Figura ambígua e dislexia do desenvolvimento

Figura ambígua e dislexia do desenvolvimento
PEDAGOGIA

Ambiguous figure and developmental dyslexia

 Lílian Braga AlonsoI; Fabiana Maria Gomes LamasII; Paulo Ricardo Souza SampaioIII; José Ricardo Lima RehderIV

IPedagoga, pós-graduanda lato sensu em distúrbios de aprendizagem do CRDA; pós-graduações e disciplina de Oftalmologia da Faculdade de Medicina do ABC – FMABC – Santo André (SP), Brasil
IIPedagoga; Aluna de pós-graduação sensu stricto da Faculdade de Medicina do ABC – FMABC – Santo André (SP), Brasil
IIIChefe do Setor de Visão Subnormal - disciplina de Oftalmologia - Faculdade de Medicina do ABC – FMABC – Santo André (SP), Brasil
IVProfessor Titular de Oftalmologia - Faculdade de Medicina do ABC – FMABC – Santo André (SP), Brasil


 RESUMO

MÉTODOS: Survey comparativo onde foram selecionados aleatoriamente 39 escolares cursando entre a primeira e a quarta série do ensino fundamental.
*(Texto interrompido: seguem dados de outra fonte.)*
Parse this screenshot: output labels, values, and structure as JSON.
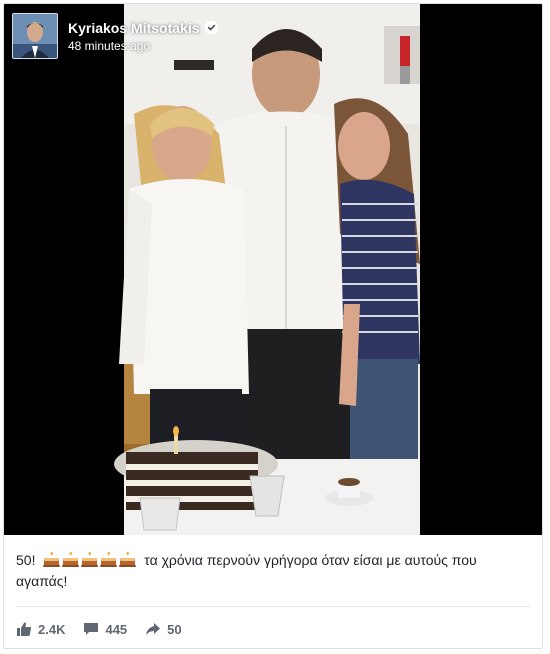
{
  "post": {
    "author": "Kyriakos Mitsotakis",
    "timestamp": "48 minutes ago",
    "verified": true,
    "caption_prefix": "50!",
    "caption_emoji": [
      "cake-icon",
      "cake-icon",
      "cake-icon",
      "cake-icon",
      "cake-icon"
    ],
    "caption_text": "τα χρόνια περνούν γρήγορα όταν είσαι με αυτούς που αγαπάς!"
  },
  "engagement": {
    "likes": "2.4K",
    "comments": "445",
    "shares": "50"
  },
  "colors": {
    "accent": "#4267b2",
    "text": "#1d2129",
    "muted": "#616770"
  }
}
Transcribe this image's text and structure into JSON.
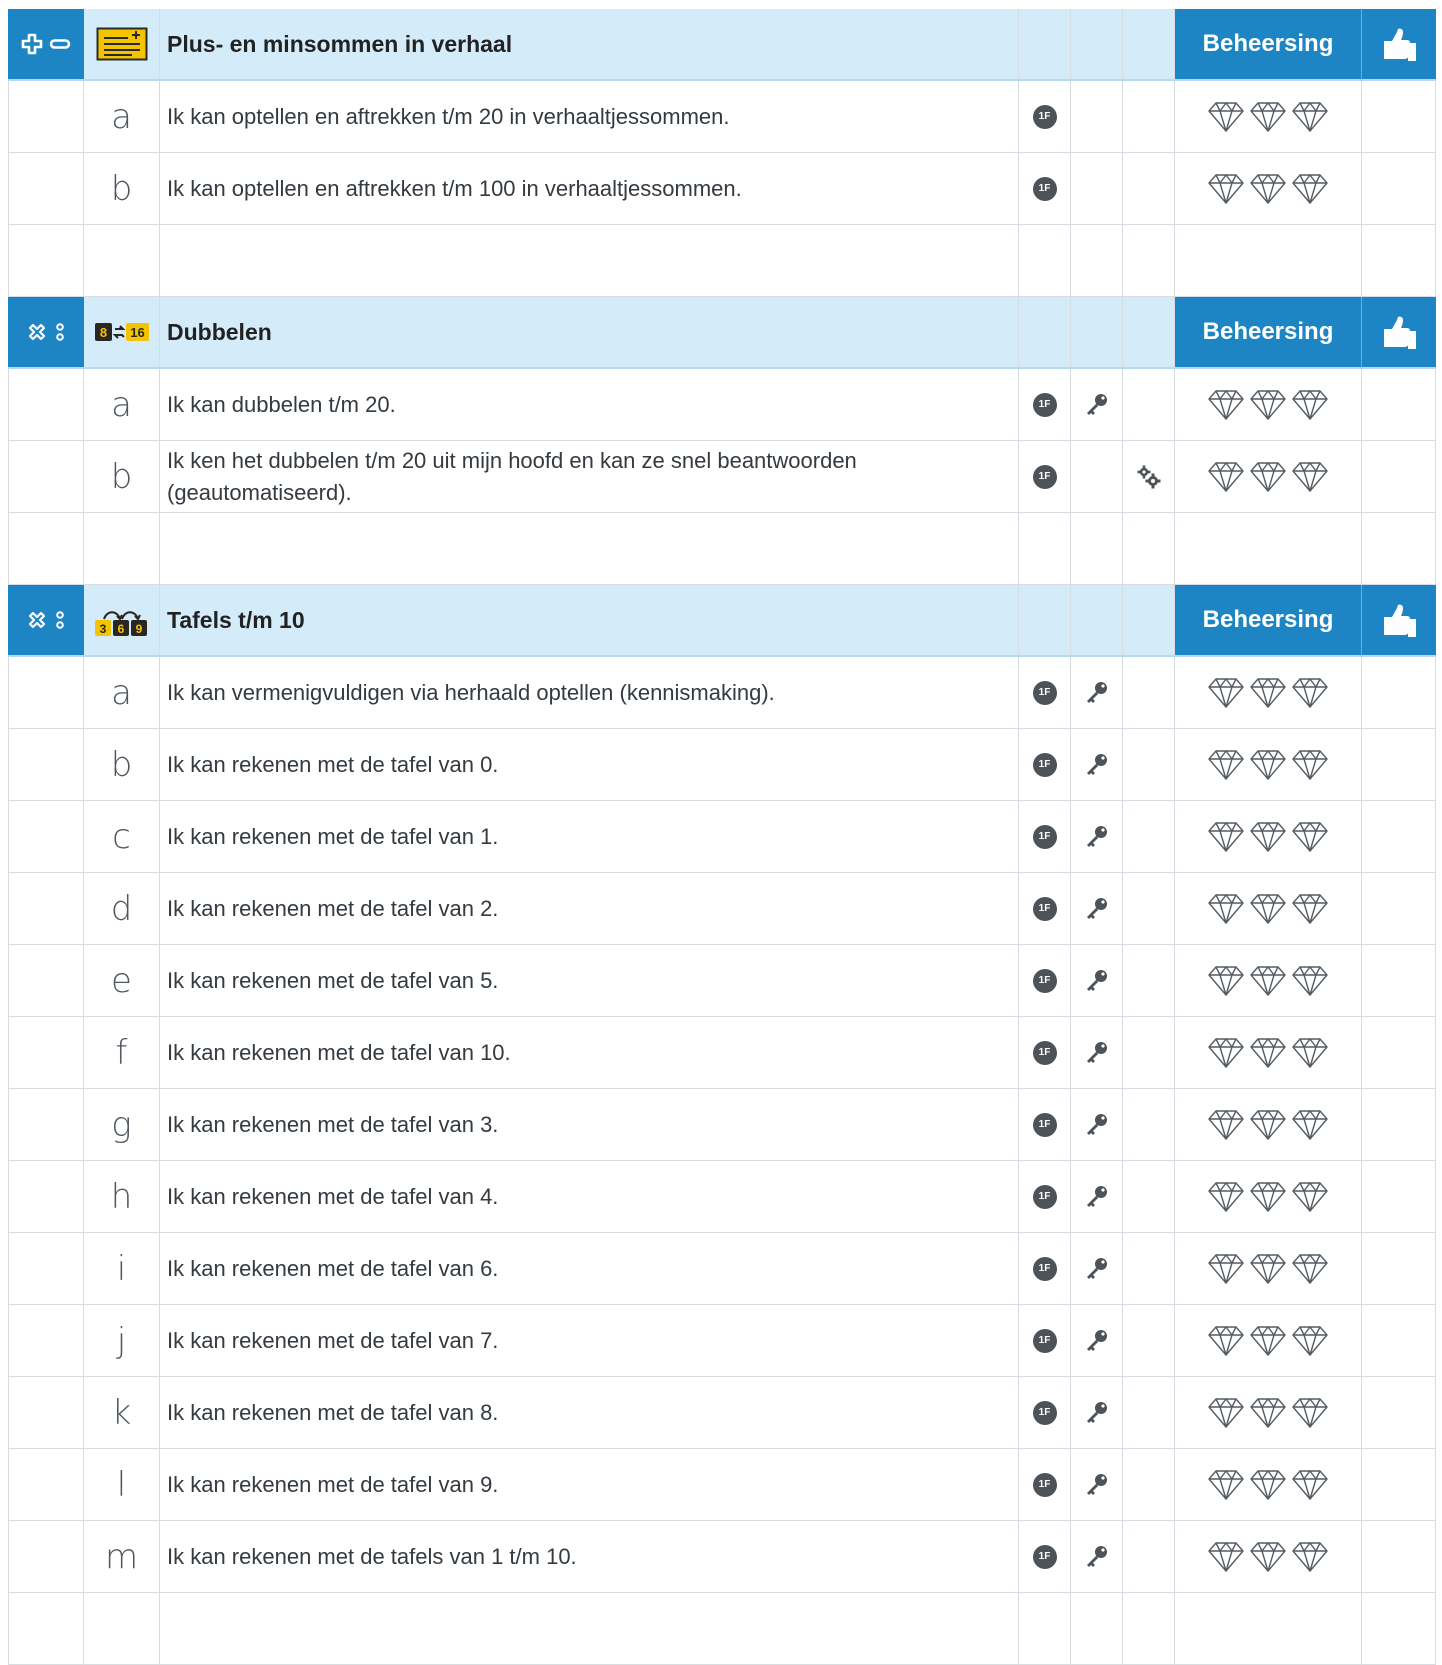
{
  "sections": [
    {
      "category_icons": [
        "plus-icon",
        "minus-icon"
      ],
      "topic_icon": "story-sum-icon",
      "title": "Plus- en minsommen in verhaal",
      "mastery_label": "Beheersing",
      "thumb_icon": "thumbs-up-icon",
      "items": [
        {
          "letter": "a",
          "text": "Ik kan optellen en aftrekken t/m 20 in verhaaltjessommen.",
          "level": "1F",
          "key": false,
          "automated": false
        },
        {
          "letter": "b",
          "text": "Ik kan optellen en aftrekken t/m 100 in verhaaltjessommen.",
          "level": "1F",
          "key": false,
          "automated": false
        }
      ]
    },
    {
      "category_icons": [
        "multiply-icon",
        "divide-icon"
      ],
      "topic_icon": "doubling-icon",
      "topic_icon_text": [
        "8",
        "16"
      ],
      "title": "Dubbelen",
      "mastery_label": "Beheersing",
      "thumb_icon": "thumbs-up-icon",
      "items": [
        {
          "letter": "a",
          "text": "Ik kan dubbelen t/m 20.",
          "level": "1F",
          "key": true,
          "automated": false
        },
        {
          "letter": "b",
          "text": "Ik ken het dubbelen t/m 20 uit mijn hoofd en kan ze snel beantwoorden (geautomatiseerd).",
          "level": "1F",
          "key": false,
          "automated": true
        }
      ]
    },
    {
      "category_icons": [
        "multiply-icon",
        "divide-icon"
      ],
      "topic_icon": "times-table-icon",
      "topic_icon_text": [
        "3",
        "6",
        "9"
      ],
      "title": "Tafels t/m 10",
      "mastery_label": "Beheersing",
      "thumb_icon": "thumbs-up-icon",
      "items": [
        {
          "letter": "a",
          "text": "Ik kan vermenigvuldigen via herhaald optellen (kennismaking).",
          "level": "1F",
          "key": true,
          "automated": false
        },
        {
          "letter": "b",
          "text": "Ik kan rekenen met de tafel van 0.",
          "level": "1F",
          "key": true,
          "automated": false
        },
        {
          "letter": "c",
          "text": "Ik kan rekenen met de tafel van 1.",
          "level": "1F",
          "key": true,
          "automated": false
        },
        {
          "letter": "d",
          "text": "Ik kan rekenen met de tafel van 2.",
          "level": "1F",
          "key": true,
          "automated": false
        },
        {
          "letter": "e",
          "text": "Ik kan rekenen met de tafel van 5.",
          "level": "1F",
          "key": true,
          "automated": false
        },
        {
          "letter": "f",
          "text": "Ik kan rekenen met de tafel van 10.",
          "level": "1F",
          "key": true,
          "automated": false
        },
        {
          "letter": "g",
          "text": "Ik kan rekenen met de tafel van 3.",
          "level": "1F",
          "key": true,
          "automated": false
        },
        {
          "letter": "h",
          "text": "Ik kan rekenen met de tafel van 4.",
          "level": "1F",
          "key": true,
          "automated": false
        },
        {
          "letter": "i",
          "text": "Ik kan rekenen met de tafel van 6.",
          "level": "1F",
          "key": true,
          "automated": false
        },
        {
          "letter": "j",
          "text": "Ik kan rekenen met de tafel van 7.",
          "level": "1F",
          "key": true,
          "automated": false
        },
        {
          "letter": "k",
          "text": "Ik kan rekenen met de tafel van 8.",
          "level": "1F",
          "key": true,
          "automated": false
        },
        {
          "letter": "l",
          "text": "Ik kan rekenen met de tafel van 9.",
          "level": "1F",
          "key": true,
          "automated": false
        },
        {
          "letter": "m",
          "text": "Ik kan rekenen met de tafels van 1 t/m 10.",
          "level": "1F",
          "key": true,
          "automated": false
        }
      ]
    }
  ],
  "gems_per_row": 3,
  "colors": {
    "header_blue": "#1e85c4",
    "header_light": "#d4ecf9",
    "grid": "#d6dce2",
    "badge": "#4d5359",
    "icon_yellow": "#f5c400"
  }
}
Deste total, 26 não apresentavam dificuldade de leitura ou mau rendimento escolar e constituíram o grupo controle. As outras 13 crianças (grupo de estudo) eram portadoras de Dislexia do desenvolvimento. Foram apresentadas, pela ordem, uma figura de Boring, uma figura com vasos de Rubin e uma figura pato/coelho de Jastrow.
RESULTADOS: Os resultados obtidos mostram que as crianças com diagnóstico de Dislexia do desenvolvimento perceberam número menor de figuras em relação às do grupo controle.
CONCLUSÃO: O exame do processamento visual de crianças com Dislexia do desenvolvimento para figuras ambíguas é alterado quando comparado ao de crianças leitoras normais.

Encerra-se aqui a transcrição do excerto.